Désireux d’illustrer cette volonté du parti de promouvoir son concept de « Nouvelle France » qui se fonde, à ses yeux, sur une base « spatiale et quasi-raciale », l’auteur du documentaire Merci Patron ! avoue même avoir effectué « un tractage au faciès » pendant la campagne présidentielle de 2022. Aux « électeurs Noirs et Arabes des cités d’Amiens-Nord », pour lesquels Jean-Luc Mélenchon serait « un passe-partout », une affichette avec la photo du patriarche. Aux électeurs blancs, pour lesquels le patriarche représenterait un repoussoir, un tract sans.
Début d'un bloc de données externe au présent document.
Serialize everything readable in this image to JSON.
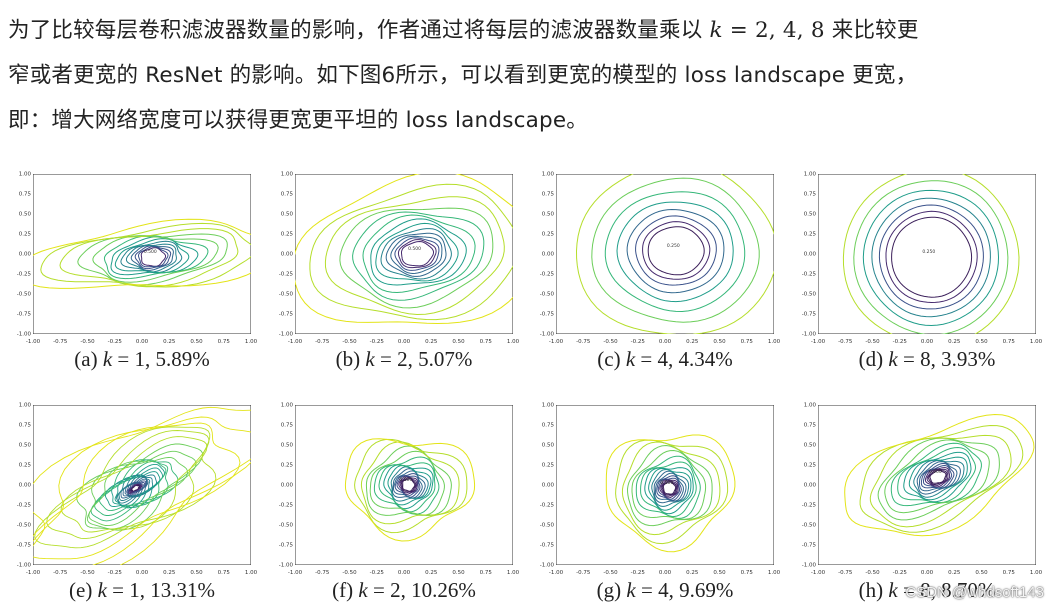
{
  "paragraph": {
    "line1_pre": "为了比较每层卷积滤波器数量的影响，作者通过将每层的滤波器数量乘以 ",
    "k_symbol": "k",
    "eq_values": " = 2, 4, 8",
    "line1_post": " 来比较更",
    "line2": "窄或者更宽的 ResNet 的影响。如下图6所示，可以看到更宽的模型的 loss landscape 更宽，",
    "line3": "即：增大网络宽度可以获得更宽更平坦的 loss landscape。"
  },
  "figure": {
    "tick_labels": [
      "-1.00",
      "-0.75",
      "-0.50",
      "-0.25",
      "0.00",
      "0.25",
      "0.50",
      "0.75",
      "1.00"
    ],
    "panels": [
      {
        "letter": "(a)",
        "k": "k",
        "eq": " = 1, 5.89%",
        "center_label": "0.500"
      },
      {
        "letter": "(b)",
        "k": "k",
        "eq": " = 2, 5.07%",
        "center_label": "0.500"
      },
      {
        "letter": "(c)",
        "k": "k",
        "eq": " = 4, 4.34%",
        "center_label": "0.250"
      },
      {
        "letter": "(d)",
        "k": "k",
        "eq": " = 8, 3.93%",
        "center_label": "0.250"
      },
      {
        "letter": "(e)",
        "k": "k",
        "eq": " = 1, 13.31%",
        "center_label": ""
      },
      {
        "letter": "(f)",
        "k": "k",
        "eq": " = 2, 10.26%",
        "center_label": "0.500"
      },
      {
        "letter": "(g)",
        "k": "k",
        "eq": " = 4, 9.69%",
        "center_label": "0.500"
      },
      {
        "letter": "(h)",
        "k": "k",
        "eq": " = 8, 8.70%",
        "center_label": "0.500"
      }
    ]
  },
  "watermark": "CSDN @whdsoft143"
}
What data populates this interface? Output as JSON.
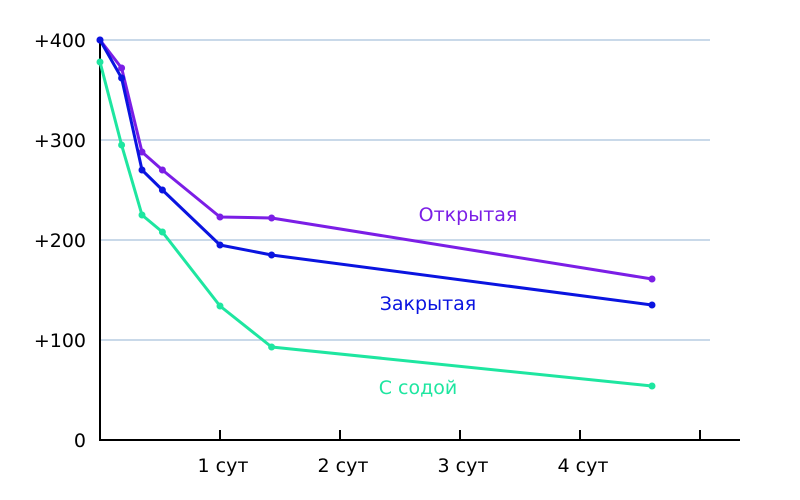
{
  "chart_data": {
    "type": "line",
    "title": "",
    "xlabel": "",
    "ylabel": "",
    "xlim": [
      0,
      5.0
    ],
    "ylim": [
      0,
      400
    ],
    "y_ticks": [
      {
        "value": 0,
        "label": "0"
      },
      {
        "value": 100,
        "label": "+100"
      },
      {
        "value": 200,
        "label": "+200"
      },
      {
        "value": 300,
        "label": "+300"
      },
      {
        "value": 400,
        "label": "+400"
      }
    ],
    "x_ticks": [
      {
        "value": 1,
        "label": "1 сут"
      },
      {
        "value": 2,
        "label": "2 сут"
      },
      {
        "value": 3,
        "label": "3 сут"
      },
      {
        "value": 4,
        "label": "4 сут"
      },
      {
        "value": 5,
        "label": ""
      }
    ],
    "grid": "horizontal",
    "series": [
      {
        "name": "Открытая",
        "color": "#7b1ee6",
        "x": [
          0,
          0.18,
          0.35,
          0.52,
          1.0,
          1.43,
          4.6
        ],
        "y": [
          400,
          372,
          288,
          270,
          223,
          222,
          161
        ]
      },
      {
        "name": "Закрытая",
        "color": "#0a14e0",
        "x": [
          0,
          0.18,
          0.35,
          0.52,
          1.0,
          1.43,
          4.6
        ],
        "y": [
          400,
          362,
          270,
          250,
          195,
          185,
          135
        ]
      },
      {
        "name": "С содой",
        "color": "#1ee6a0",
        "x": [
          0,
          0.18,
          0.35,
          0.52,
          1.0,
          1.43,
          4.6
        ],
        "y": [
          378,
          295,
          225,
          208,
          134,
          93,
          54
        ]
      }
    ]
  }
}
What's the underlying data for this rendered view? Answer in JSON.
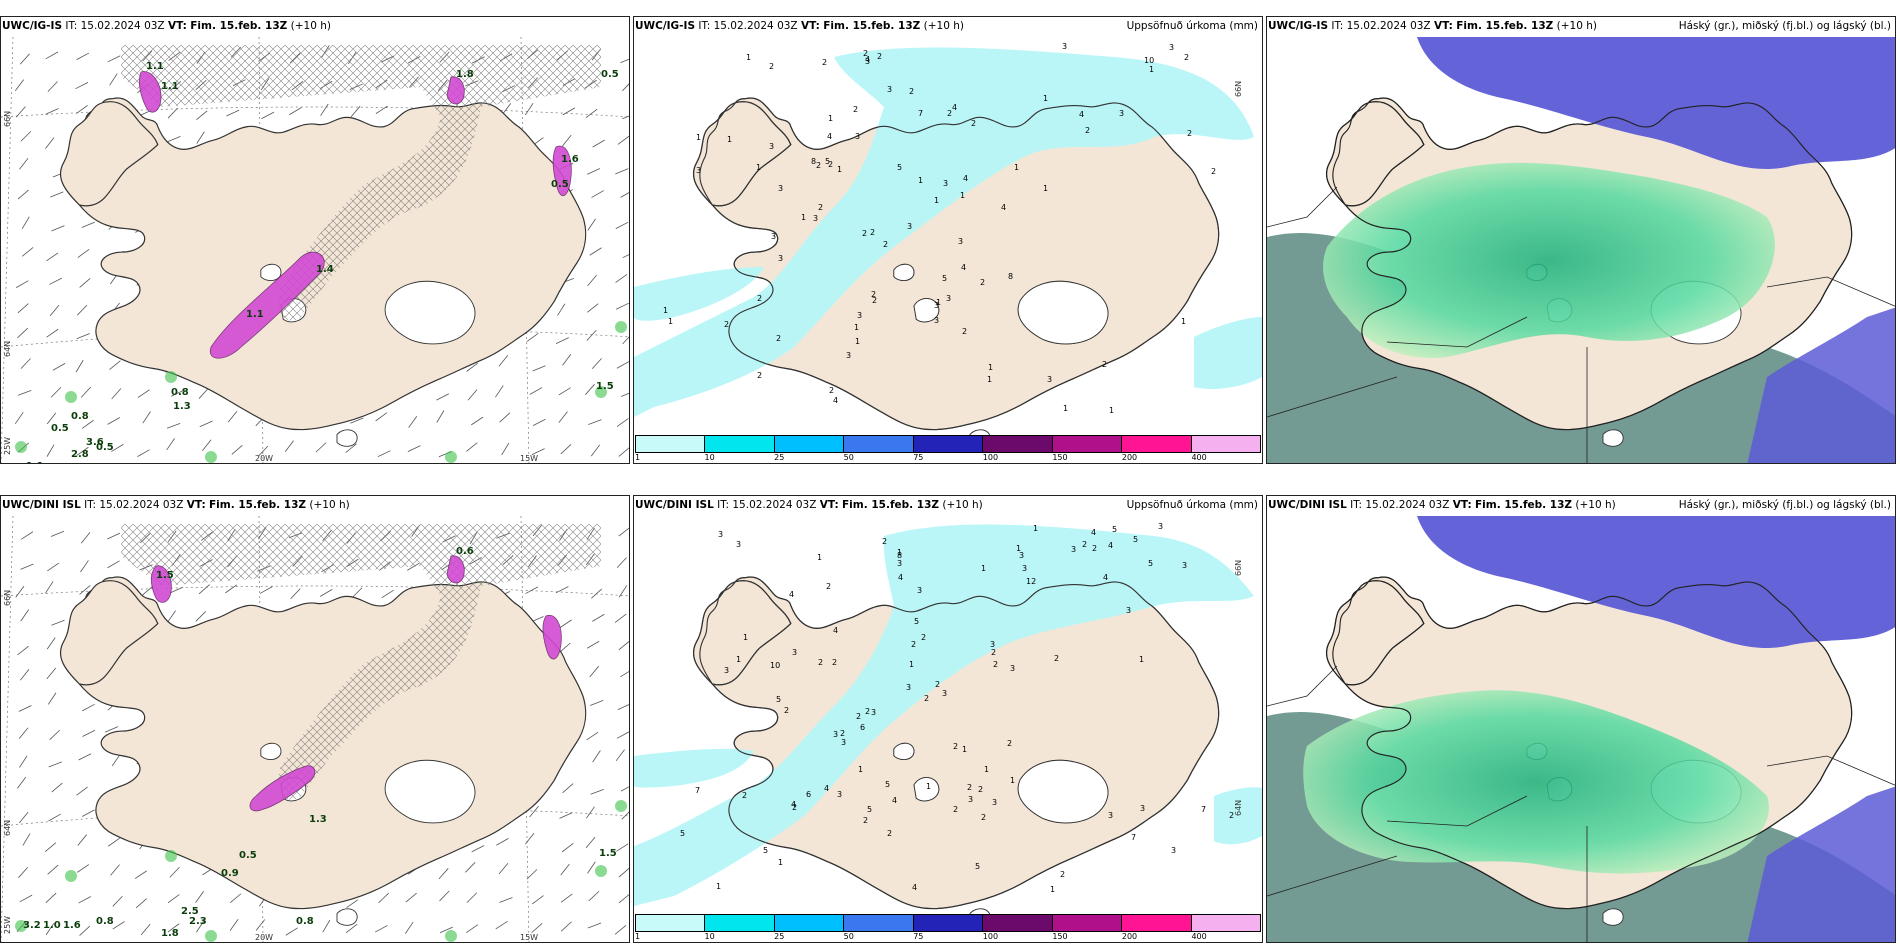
{
  "panels": [
    {
      "id": "top-left",
      "model": "UWC/IG-IS",
      "it_label": "IT:",
      "init_time": "15.02.2024 03Z",
      "vt_label": "VT:",
      "valid_time": "Fim. 15.feb. 13Z",
      "lead": "(+10 h)",
      "right_title": "",
      "lat_labels": [
        "66N",
        "64N"
      ],
      "lon_labels": [
        "25W",
        "20W",
        "15W"
      ],
      "numbers": [
        "1.8",
        "1.1",
        "1.1",
        "1.4",
        "1.1",
        "0.8",
        "1.3",
        "0.8",
        "0.5",
        "3.6",
        "2.8",
        "0.5",
        "1.1",
        "1.5",
        "0.5",
        "0.5",
        "1.6"
      ]
    },
    {
      "id": "top-middle",
      "model": "UWC/IG-IS",
      "it_label": "IT:",
      "init_time": "15.02.2024 03Z",
      "vt_label": "VT:",
      "valid_time": "Fim. 15.feb. 13Z",
      "lead": "(+10 h)",
      "right_title": "Uppsöfnuð úrkoma (mm)",
      "lat_labels": [
        "66N"
      ],
      "numbers": [
        "2",
        "1",
        "1",
        "2",
        "1",
        "1",
        "3",
        "2",
        "2",
        "3",
        "3",
        "1",
        "3",
        "2",
        "3",
        "3",
        "2",
        "2",
        "1",
        "2",
        "2",
        "2",
        "2",
        "3",
        "4",
        "2",
        "3",
        "4",
        "1",
        "4",
        "5",
        "4",
        "7",
        "10",
        "4",
        "8",
        "1",
        "3",
        "2",
        "3",
        "2",
        "2",
        "1",
        "2",
        "5",
        "3",
        "1",
        "2",
        "2",
        "3",
        "1",
        "3",
        "2",
        "1",
        "4",
        "3",
        "1",
        "2",
        "3",
        "2",
        "8",
        "2",
        "4",
        "5",
        "3",
        "3",
        "2",
        "2",
        "1",
        "1",
        "1",
        "1",
        "1",
        "2",
        "3",
        "3",
        "1",
        "1",
        "4",
        "3",
        "1",
        "3",
        "2",
        "1",
        "1",
        "2",
        "2",
        "1"
      ]
    },
    {
      "id": "top-right",
      "model": "UWC/IG-IS",
      "it_label": "IT:",
      "init_time": "15.02.2024 03Z",
      "vt_label": "VT:",
      "valid_time": "Fim. 15.feb. 13Z",
      "lead": "(+10 h)",
      "right_title": "Háský (gr.), miðský (fj.bl.) og lágský (bl.)",
      "numbers": []
    },
    {
      "id": "bottom-left",
      "model": "UWC/DINI ISL",
      "it_label": "IT:",
      "init_time": "15.02.2024 03Z",
      "vt_label": "VT:",
      "valid_time": "Fim. 15.feb. 13Z",
      "lead": "(+10 h)",
      "right_title": "",
      "lat_labels": [
        "66N",
        "64N"
      ],
      "lon_labels": [
        "25W",
        "20W",
        "15W"
      ],
      "numbers": [
        "0.6",
        "1.5",
        "0.5",
        "0.9",
        "1.5",
        "3.2",
        "1.0",
        "1.6",
        "0.8",
        "2.5",
        "2.3",
        "1.8",
        "0.8",
        "1.3"
      ]
    },
    {
      "id": "bottom-middle",
      "model": "UWC/DINI ISL",
      "it_label": "IT:",
      "init_time": "15.02.2024 03Z",
      "vt_label": "VT:",
      "valid_time": "Fim. 15.feb. 13Z",
      "lead": "(+10 h)",
      "right_title": "Uppsöfnuð úrkoma (mm)",
      "lat_labels": [
        "66N",
        "64N"
      ],
      "numbers": [
        "3",
        "3",
        "3",
        "3",
        "1",
        "3",
        "3",
        "1",
        "3",
        "2",
        "2",
        "12",
        "2",
        "3",
        "3",
        "3",
        "1",
        "1",
        "4",
        "3",
        "2",
        "2",
        "2",
        "1",
        "1",
        "1",
        "1",
        "5",
        "4",
        "4",
        "3",
        "5",
        "8",
        "4",
        "5",
        "4",
        "5",
        "4",
        "1",
        "2",
        "2",
        "3",
        "2",
        "2",
        "3",
        "2",
        "5",
        "2",
        "1",
        "1",
        "2",
        "2",
        "2",
        "1",
        "2",
        "2",
        "1",
        "3",
        "3",
        "6",
        "2",
        "2",
        "2",
        "1",
        "4",
        "5",
        "2",
        "2",
        "2",
        "3",
        "3",
        "5",
        "3",
        "10",
        "6",
        "3",
        "4",
        "3",
        "2",
        "3",
        "4",
        "7",
        "3",
        "2",
        "1",
        "1",
        "1",
        "2",
        "2",
        "3",
        "2",
        "2",
        "5",
        "3",
        "7",
        "7",
        "5",
        "5",
        "4"
      ]
    },
    {
      "id": "bottom-right",
      "model": "UWC/DINI ISL",
      "it_label": "IT:",
      "init_time": "15.02.2024 03Z",
      "vt_label": "VT:",
      "valid_time": "Fim. 15.feb. 13Z",
      "lead": "(+10 h)",
      "right_title": "Háský (gr.), miðský (fj.bl.) og lágský (bl.)",
      "numbers": []
    }
  ],
  "colorbar": {
    "ticks": [
      "1",
      "10",
      "25",
      "50",
      "75",
      "100",
      "150",
      "200",
      "400"
    ],
    "colors": [
      "#c8fafa",
      "#00e5ee",
      "#00bfff",
      "#3a78f0",
      "#2323b8",
      "#6b0a6b",
      "#b0108a",
      "#ff1493",
      "#f5b0f0"
    ]
  },
  "colors": {
    "land": "#f3e6d6",
    "land_line": "#333333",
    "precip_light": "#b6f6f8",
    "snow_pink": "#d24ad2",
    "green_echo": "#3ec24a",
    "high_cloud": "#3cc48a",
    "mid_cloud": "#5c5cd6",
    "low_cloud_grey": "#5a8a80"
  }
}
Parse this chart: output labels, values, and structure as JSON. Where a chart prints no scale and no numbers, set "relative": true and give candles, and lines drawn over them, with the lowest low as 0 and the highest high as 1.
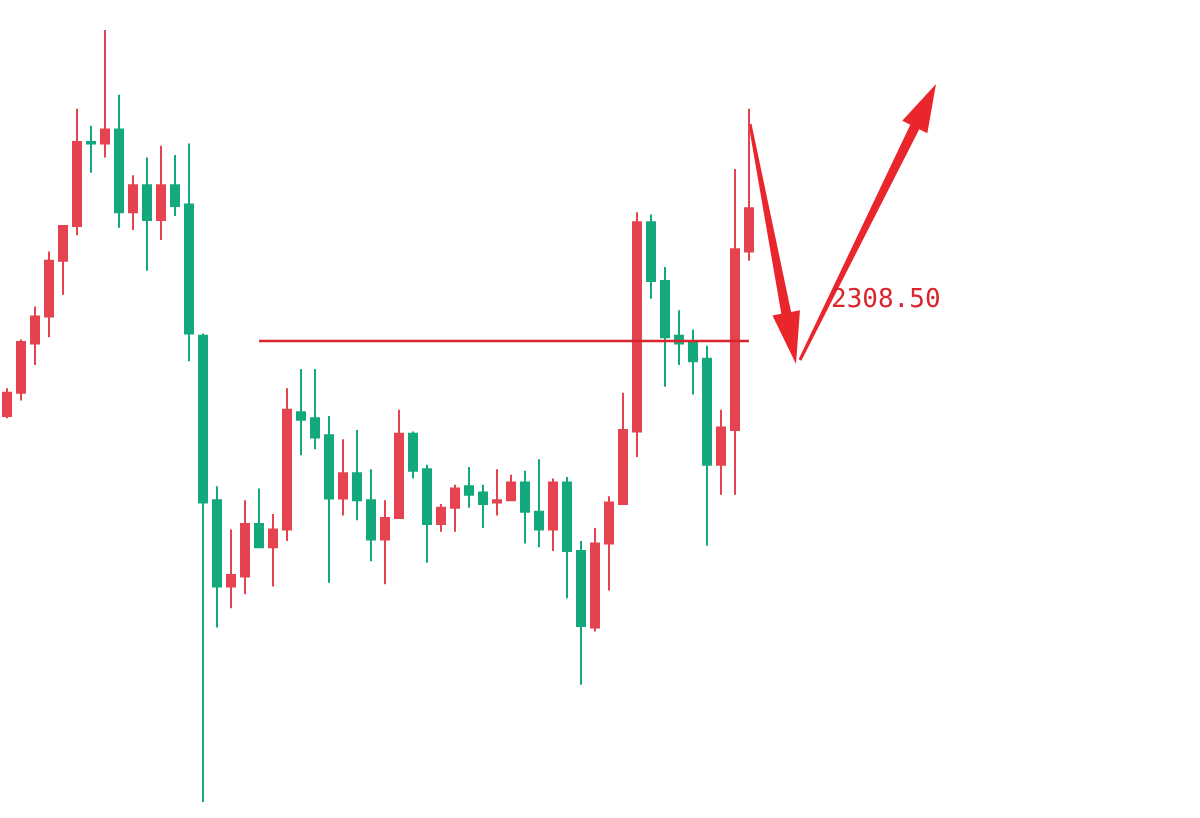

La riposte des rangs insoumis ne s’est pas faite attendre. D’abord les lieutenants : « C’est toi la honte », a répliqué crûment sur X la députée LFI Danièle Obono. De son côté, la députée Ersilia Soudais s’est dite « soulagée qu’un homme qui n’a jamais rien compris aux luttes antiracistes ait quitté notre groupe parlementaire », tandis qu’Antoine Léaument, partageant sa « déception », a reproché au député de la Somme d’être devenu « docile » vis-à-vis « du pouvoir ».

Ensuite, les leaders du mouvement. Jeudi 12 septembre, au micro de France Inter, Eric Coquerel a vu dans les propos de François Ruffin l’attitude d’un « sécessionniste » animé par des « ambitions présidentielles », ne réussissant toutefois que difficilement à neutraliser le réquisitoire du député de la Somme. Le soir même, c’est le bras droit de Jean-Luc Mélenchon, Manuel Bompard, qui a cette fois-ci pris la plume. Pour le coordinateur de la France insoumise, le fondateur du média Fakir répand des accusations « injustes, blessantes et douloureuses » et reprend un réquisitoire qui est « l’apanage de l’extrême droite » et « un mode de pensée réactionnaire, pas très éloigné malheureusement de celui des inventeurs du concept de grand remplacement ».

Au sein du Nouveau Front populaire, la gauche s’était déjà déchirée sur la désignation d’un éventuel Premier ministre. L’ouverture de ce nouveau front ne manquera pas de venir fissurer encore un peu plus ce fragile édifice bâti à la hâte avant les législatives, dont les principaux chefs de file ont néanmoins d’ores et déjà fait savoir qu’ils déposeraient une motion de censure contre le gouvernement de Michel Barnier.